In the light of recent revelations it seems appropriate for me to not only indicate that I stand by but to reiterate that observation. I shall not welcome the backing of those who choose to associate themselves with the “fifth column” remarks to which I referred or with the crass observations of Cllr. Ms Rozanne Duncan or the kind of comments that have emanated from Mrs. Janice Atkinson MEP, Mr. Godfrey Bloom and others.
Populists tend to say whatever they think will please the audience of the moment and very possibly, at the moment of uttering comment actually believe what they are saying. (I recall Mr. Blair, who was certainly adept at “playing the room”, telling the House of Commons that the “Foxhunting Bill was killed off by the House of Lords” when in fact that measure had never even reached the Upper House!)
The danger with this kind of rhetoric, though, is that those on the receiving end believe that they are hearing what they want to hear and it ought to surprise nobody that some disgruntled or failed Conservatives and some members of the Labour Party also should have gravitated towards what they perceive to be an organisation reflecting their highly polarised views.
It ought to be of real concern that former supporters of the British National Party now feel comfortable backing UKIP while others who were once supporters of the Referendum Party now find themselves morphed into “ukippers” and occupying a political bed with some whose opinions they clearly do not share. It was not a Tory or a Labour politician but one of UKIP`s own spokesmen who said that his party appeals to bigots.

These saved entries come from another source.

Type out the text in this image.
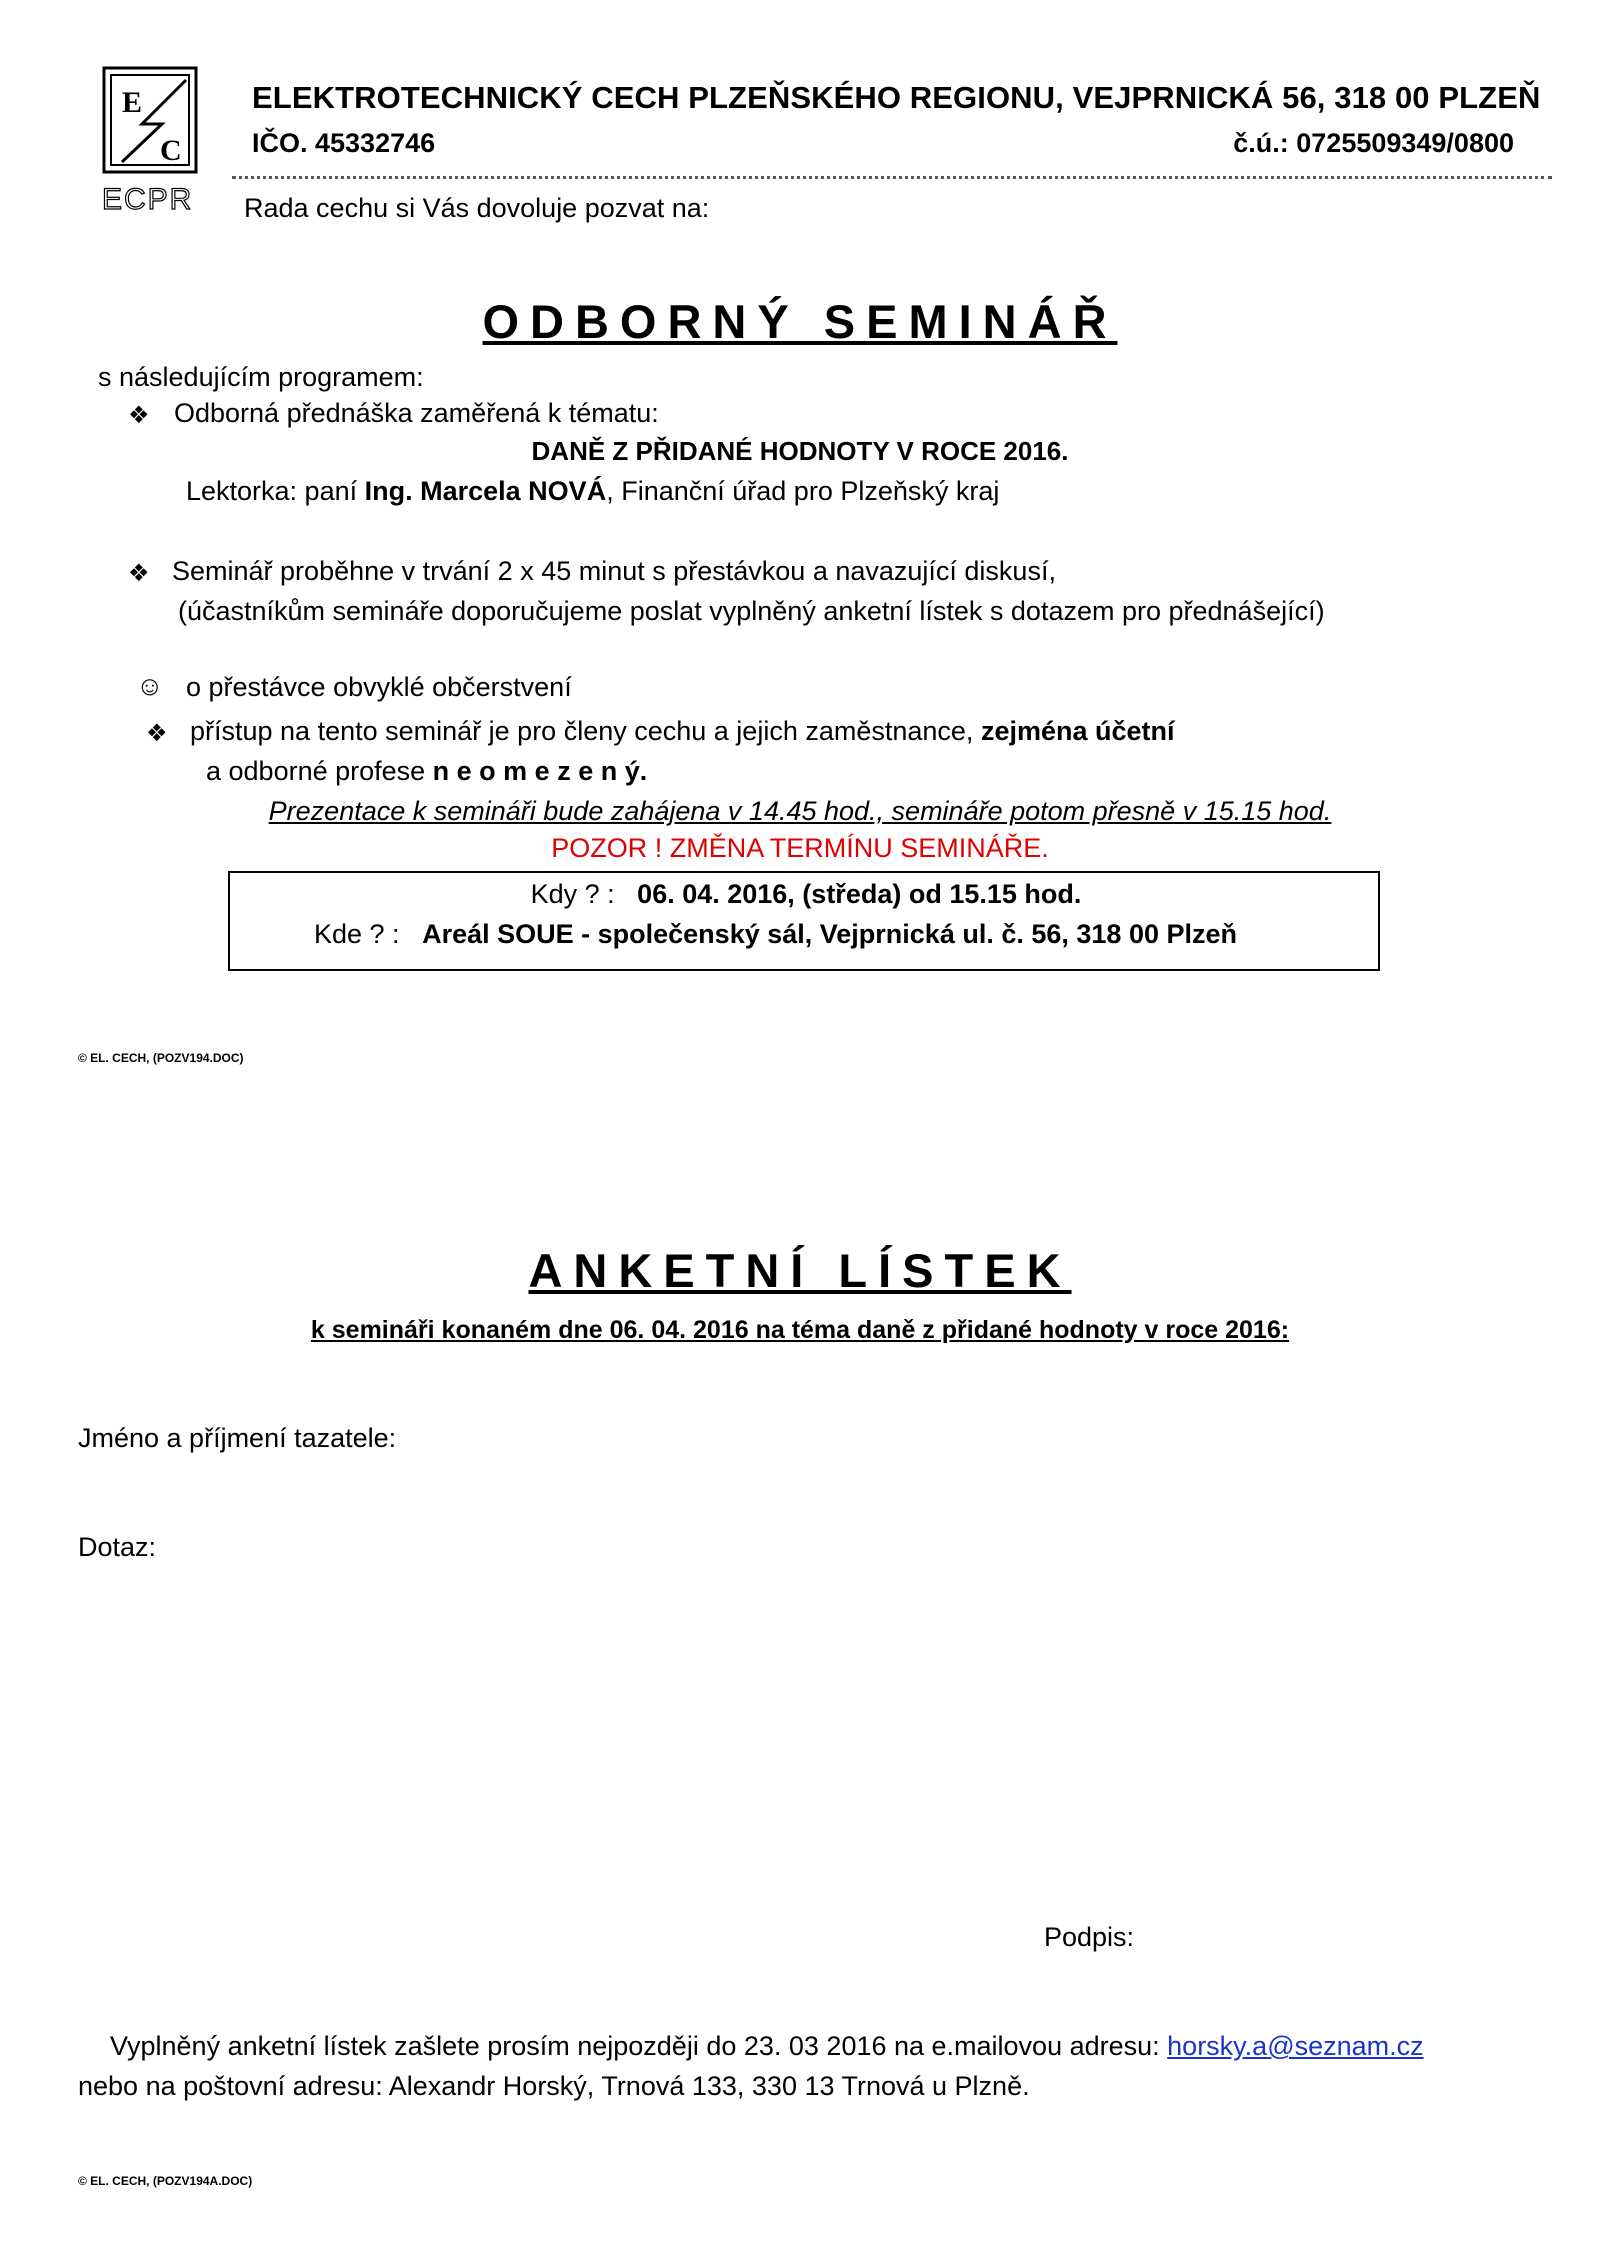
E
C
ECPR
ELEKTROTECHNICKÝ CECH PLZEŇSKÉHO REGIONU, VEJPRNICKÁ 56, 318 00 PLZEŇ
IČO. 45332746	č.ú.: 0725509349/0800
Rada cechu si Vás dovoluje pozvat na:
ODBORNÝ SEMINÁŘ
s následujícím programem:
❖ Odborná přednáška zaměřená k tématu:
DANĚ Z PŘIDANÉ HODNOTY V ROCE 2016.
Lektorka: paní Ing. Marcela NOVÁ, Finanční úřad pro Plzeňský kraj
❖ Seminář proběhne v trvání 2 x 45 minut s přestávkou a navazující diskusí,
(účastníkům semináře doporučujeme poslat vyplněný anketní lístek s dotazem pro přednášející)
☺ o přestávce obvyklé občerstvení
❖ přístup na tento seminář je pro členy cechu a jejich zaměstnance, zejména účetní
a odborné profese n e o m e z e n ý.
Prezentace k semináři bude zahájena v 14.45 hod., semináře potom přesně v 15.15 hod.
POZOR ! ZMĚNA TERMÍNU SEMINÁŘE.
Kdy ? : 06. 04. 2016, (středa) od 15.15 hod.
Kde ? : Areál SOUE - společenský sál, Vejprnická ul. č. 56, 318 00 Plzeň
© EL. CECH, (POZV194.DOC)
ANKETNÍ LÍSTEK
k semináři konaném dne 06. 04. 2016 na téma daně z přidané hodnoty v roce 2016:
Jméno a příjmení tazatele:
Dotaz:
Podpis:
Vyplněný anketní lístek zašlete prosím nejpozději do 23. 03 2016 na e.mailovou adresu: horsky.a@seznam.cz
nebo na poštovní adresu: Alexandr Horský, Trnová 133, 330 13 Trnová u Plzně.
© EL. CECH, (POZV194A.DOC)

Mr. Farage has condemned Ms. Duncan`s utterances and expelled her from his party: whether his consternation is down to concern about the attitude that she expressed to the BBC, or whether he is more concerned about limiting the damage to his party`s image , others will have to judge. What I do know, from canvassing in South Thanet in support of the Conservative Craig McKinlay, is that I have been joined by Tories who, having flirted with UKIP, have listened to the backchat inside that tent, have not liked what they have heard and have returned determined to exorcise that brand of nationalism from our political system.
The electorate may have become disillusion by what is dubbed by the media “an out-of-touch Westminster class” (although how anyone who holds regular constituency advice “surgeries and is turning around some 300 communications a day as I do could not know how people feel is beyond me) but I detect no appetite for a lurch to the hard right. Very many people hold to the view that I have expressed and campaigned upon myself since Jack Straw opened the doors in 1997; Britain needs, and must have, fair and firm controls over immigration and asylum claims and benefits and the chance to have our say on the related issue of our membership of the European Union. What people will not, I believe, vote for is, as I also said in January, “the dog-whistle responses of reactionary populism that are seeking to drag us down a path that has hideous similarities with the Europe of the late 1930s”. I hope that those gathering in Margate`s Winter Gardens this weekend will consider that and their own consciences while asking themselves the question “is this really the `people`s army` that I want to be a part of?”